New Book Adds to Former MTC Staffer's Global Legacy
Former MTC staff member Hank Dittmar's DIY City: The Collective Power of Small Actions, posthumously published this summer by Island Press, reinforces Dittmar's influence on the fields of transportation, urban planning and global sustainability by sounding a note of caution about grandiose design schemes and emphasizing instead the big impacts that can be made by smaller adjustments to the urban fabric.
"Some utopian plans have shaped our cities," notes the publisher's webpage, "from England’s New Towns and Garden Cities to the Haussmann plan for Paris and the L’Enfant plan for Washington, D.C. But these grand plans are the exception, and seldom turn out as envisioned by the utopian planner. Inviting city neighborhoods are more often works of improvisation on a small scale. This type of bottom-up development gives cities both their character and the ability to respond to sudden change.
Dittmar concluded that big plans were often the problem. Looking at the global cities of the world, he saw a crisis of success, with gentrification and global capital driving up home prices in some cities, while others decayed for lack of investment. Hank Dittmar, urban planner, friend of artists and creatives, sometime rancher, 'high priest of town planning' to the Prince of Wales, believed in letting small things happen."
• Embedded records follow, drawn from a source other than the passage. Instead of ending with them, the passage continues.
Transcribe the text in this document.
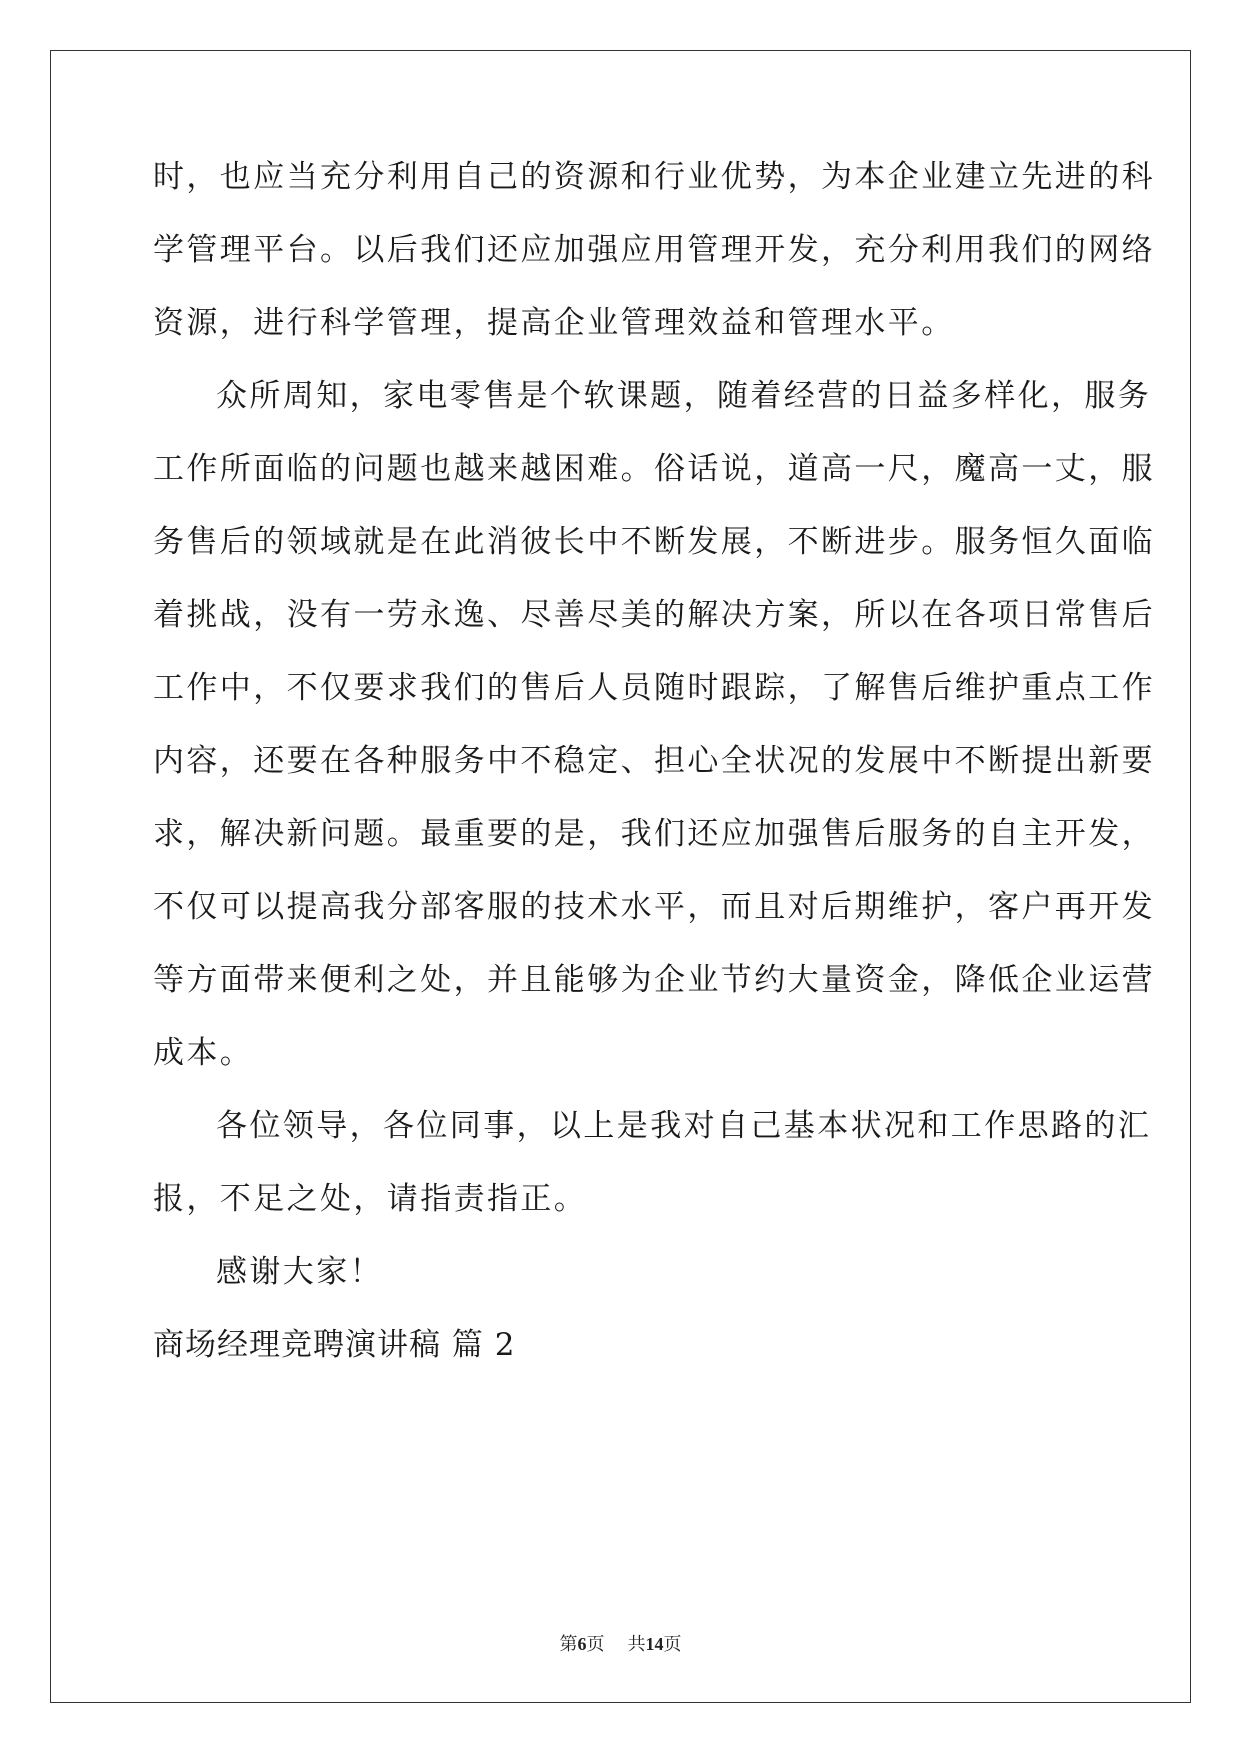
时，也应当充分利用自己的资源和行业优势，为本企业建立先进的科
学管理平台。以后我们还应加强应用管理开发，充分利用我们的网络
资源，进行科学管理，提高企业管理效益和管理水平。
众所周知，家电零售是个软课题，随着经营的日益多样化，服务
工作所面临的问题也越来越困难。俗话说，道高一尺，魔高一丈，服
务售后的领域就是在此消彼长中不断发展，不断进步。服务恒久面临
着挑战，没有一劳永逸、尽善尽美的解决方案，所以在各项日常售后
工作中，不仅要求我们的售后人员随时跟踪，了解售后维护重点工作
内容，还要在各种服务中不稳定、担心全状况的发展中不断提出新要
求，解决新问题。最重要的是，我们还应加强售后服务的自主开发，
不仅可以提高我分部客服的技术水平，而且对后期维护，客户再开发
等方面带来便利之处，并且能够为企业节约大量资金，降低企业运营
成本。
各位领导，各位同事，以上是我对自己基本状况和工作思路的汇
报，不足之处，请指责指正。
感谢大家！
商场经理竞聘演讲稿 篇 2
第6页 共14页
Dittmar, who died in 2018 at age 62, made his mark at MTC in the 1980s and early 1990s before going on to increasingly visible and far-reaching positions across the U.S. and around the world.
During Dittmar's time at the helm of MTC’s legislative advocacy put him on the front line of efforts to craft the federal Intermodal Surface Transportation Efficiency Act of 1991, which re-engineered federal transportation policy for the post-Interstate Highway System era. Known as ISTEA, the landmark bill gave metropolitan planning organizations like MTC considerable new funding and new powers to shape their urban environments. MTC's longtime Washington lobbyist, Tom Bulger, summed up Dittmar’s abilities and contributions with one word: “Phenomenal.”
“I think he had the most vision of anyone I’ve ever known,” Bulger said. “He was a visionary who was able to overcome obstacles and challenges, and come up with the most incredible solutions to advance transportation policy in the Bay Area.”
With that federal advocacy experience under his belt, Dittmar then moved on to the position of executive director of the Washington, D.C.-area-based Surface Transportation Policy Project, where from 1993 to 1998 he spearheaded a national coalition and campaign to promote more sustainable transportation — walking, cycling and public transport — and encourage planning of walkable cities and towns.
Perhaps Dittmar’s most prominent role was as chief executive from 2005 to 2013 of The Prince’s Foundation for Building Community in the UK (named for Prince Charles, and now known as The Prince’s Foundation), which works to create community by building sustainable housing, regenerating neighborhoods, developing family attractions and the like. Prior to joining the Prince's Foundation, Dittmar in the early 2000s was founding president and CEO of Reconnecting America, which advised civic leaders on community development. He also served from 2003 to 2008 as chairman of the Congress for the New Urbanism, an international nonprofit membership organization that promotes the creation and restoration of compact, walkable, mixed-use cities.
A prolific writer, Dittmar in 2013 began contributing columns to London-based Building Design magazine. His last opinion piece for the magazine, published on March 20, 2018, was titled “When it comes to street design, we’re not there yet.” "Other topics visited by Dittmar," the magazine noted in a subsequent obituary, "included the need to break the stranglehold of the big house builders on housing delivery to improve quality, the need for more affordable homes and mixed communities, and the shortcomings of the planning system.” Dittmar also authored the 2008 book Transport and Neighbourhoods (Edge Futures/Black Dog, 2008), and served as co-author and editor of New Transit Town – Best Practices in Transit-Oriented Development (Island Press, 2003).
In DIY City, Island Press states, "Dittmar explains why individual initiative, small-scale business, and small development matter, using lively stories from his own experience and examples from recent history, such as the revival of Camden Lock in London and the nascent rebirth of Detroit. DIY City is a timely response to the challenges many cities face today, with a short supply of affordable housing, continued gentrification, and offshore investment. Dittmar’s answer to this crisis is to make Do-It-Yourself the norm rather than the exception by removing the barriers to small-scale building and local business. The message of DIY City can offer hope to anyone who cares about cities."